Air beli, tanah beli, pekerjaan juga beli. Rakyat juga harus membeli kesehatan dan pendidikan. Konstitusi  pun juga harus dibeli. Bahkan aparat juga bisa dibeli. Jangan-jangan akan ada saatnya rakyat harus membeli sekadar untuk  tidur dan mimpinya. Kalau semua yang ada di negeri ini harus dibeli, lantas apa yang gratis dan bisa dimiliki rakyat? Sementara sejauh ini semua yang dibeli rakyat itu, kini dikuasai dan dimiliki segelintir orang, perusahaan dan pejabat-pejabat tertentu. Sebenarnya Indonesia itu punya siapa? Punya rakyat atau oligarki?
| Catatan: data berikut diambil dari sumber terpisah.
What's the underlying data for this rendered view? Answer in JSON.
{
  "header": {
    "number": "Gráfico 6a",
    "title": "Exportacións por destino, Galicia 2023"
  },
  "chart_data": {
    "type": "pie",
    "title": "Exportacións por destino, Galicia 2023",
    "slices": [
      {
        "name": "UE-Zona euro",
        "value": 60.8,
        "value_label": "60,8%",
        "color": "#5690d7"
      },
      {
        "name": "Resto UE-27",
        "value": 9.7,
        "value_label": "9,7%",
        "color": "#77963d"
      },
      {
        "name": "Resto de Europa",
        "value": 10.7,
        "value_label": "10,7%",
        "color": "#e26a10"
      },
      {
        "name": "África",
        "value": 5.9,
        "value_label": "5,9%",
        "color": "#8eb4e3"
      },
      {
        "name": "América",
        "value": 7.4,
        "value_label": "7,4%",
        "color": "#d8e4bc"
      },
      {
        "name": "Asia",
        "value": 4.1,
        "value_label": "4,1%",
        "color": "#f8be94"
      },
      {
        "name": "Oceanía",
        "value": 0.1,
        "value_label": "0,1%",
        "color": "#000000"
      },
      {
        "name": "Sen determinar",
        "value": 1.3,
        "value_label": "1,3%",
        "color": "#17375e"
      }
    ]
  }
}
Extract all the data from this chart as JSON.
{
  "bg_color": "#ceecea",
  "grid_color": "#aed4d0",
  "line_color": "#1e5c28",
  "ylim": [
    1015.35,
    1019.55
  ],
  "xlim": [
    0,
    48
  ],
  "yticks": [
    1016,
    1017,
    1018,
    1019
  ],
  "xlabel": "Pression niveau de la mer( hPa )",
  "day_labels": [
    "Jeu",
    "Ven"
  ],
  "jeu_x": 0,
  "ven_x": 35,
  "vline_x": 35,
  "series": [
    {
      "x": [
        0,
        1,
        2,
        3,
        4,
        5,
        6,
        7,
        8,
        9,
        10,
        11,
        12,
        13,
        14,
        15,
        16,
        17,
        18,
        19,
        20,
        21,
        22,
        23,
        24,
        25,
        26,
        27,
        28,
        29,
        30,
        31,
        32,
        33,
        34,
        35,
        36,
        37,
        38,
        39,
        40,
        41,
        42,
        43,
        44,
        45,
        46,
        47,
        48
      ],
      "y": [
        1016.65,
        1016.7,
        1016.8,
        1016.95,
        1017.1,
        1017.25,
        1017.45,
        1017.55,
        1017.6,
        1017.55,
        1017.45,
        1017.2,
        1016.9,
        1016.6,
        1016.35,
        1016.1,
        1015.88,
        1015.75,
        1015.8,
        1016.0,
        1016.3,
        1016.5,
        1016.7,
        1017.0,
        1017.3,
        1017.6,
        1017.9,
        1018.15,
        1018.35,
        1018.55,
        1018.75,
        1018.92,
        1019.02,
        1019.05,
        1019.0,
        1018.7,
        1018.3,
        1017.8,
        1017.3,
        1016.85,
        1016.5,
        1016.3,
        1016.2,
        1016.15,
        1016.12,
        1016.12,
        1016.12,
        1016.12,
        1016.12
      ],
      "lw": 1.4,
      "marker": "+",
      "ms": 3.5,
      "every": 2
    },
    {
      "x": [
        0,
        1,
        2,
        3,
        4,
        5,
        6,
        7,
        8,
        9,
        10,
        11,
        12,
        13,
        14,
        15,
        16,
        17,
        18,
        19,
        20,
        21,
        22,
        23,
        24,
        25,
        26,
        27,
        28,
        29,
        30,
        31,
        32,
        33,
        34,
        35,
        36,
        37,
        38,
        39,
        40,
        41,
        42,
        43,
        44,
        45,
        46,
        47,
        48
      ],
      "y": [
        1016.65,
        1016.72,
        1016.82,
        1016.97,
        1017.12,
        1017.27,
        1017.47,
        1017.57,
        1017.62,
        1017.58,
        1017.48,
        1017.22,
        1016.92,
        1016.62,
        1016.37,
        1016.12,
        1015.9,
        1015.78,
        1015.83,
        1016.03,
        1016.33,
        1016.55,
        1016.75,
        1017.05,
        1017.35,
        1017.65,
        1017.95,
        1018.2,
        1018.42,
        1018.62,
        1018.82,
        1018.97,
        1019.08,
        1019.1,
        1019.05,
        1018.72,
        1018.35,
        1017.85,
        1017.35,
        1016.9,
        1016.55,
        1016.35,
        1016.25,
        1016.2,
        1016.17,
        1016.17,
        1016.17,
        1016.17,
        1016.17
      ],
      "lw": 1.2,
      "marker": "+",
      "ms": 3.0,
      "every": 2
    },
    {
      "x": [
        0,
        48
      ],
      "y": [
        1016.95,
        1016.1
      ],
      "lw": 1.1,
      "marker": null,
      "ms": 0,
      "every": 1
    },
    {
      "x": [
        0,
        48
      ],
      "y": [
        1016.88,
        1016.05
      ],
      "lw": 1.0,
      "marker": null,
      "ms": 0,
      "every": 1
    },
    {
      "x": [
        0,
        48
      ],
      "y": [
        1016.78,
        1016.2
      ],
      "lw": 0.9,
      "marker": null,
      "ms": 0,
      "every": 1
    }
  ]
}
Masa-masa perjuangan pergerakan hingga mencapai kemerdekaan RI, harus dibayar dengan cucuran keringat dan darah. Bahkan tidak terhitung nyawa harus dikorbankan. Semua pemberian rakyat yang yang tak bisa dinilai dan digantikan dengan uang dan materi apapun. Rakyat bersama para pemimpin-pemimpin kebangsaan mengobarkan perang suci yang menggetarkan langit dan bumi. Bukan hanya pekik merdeka, hidup mulia atau mati syahid. Takbir Allahu Akbar menggema di seantero nusantara, tatkala keyakinan menyatu dengan nasionalisme dan patriotisme untuk melenyapkan penjajahan.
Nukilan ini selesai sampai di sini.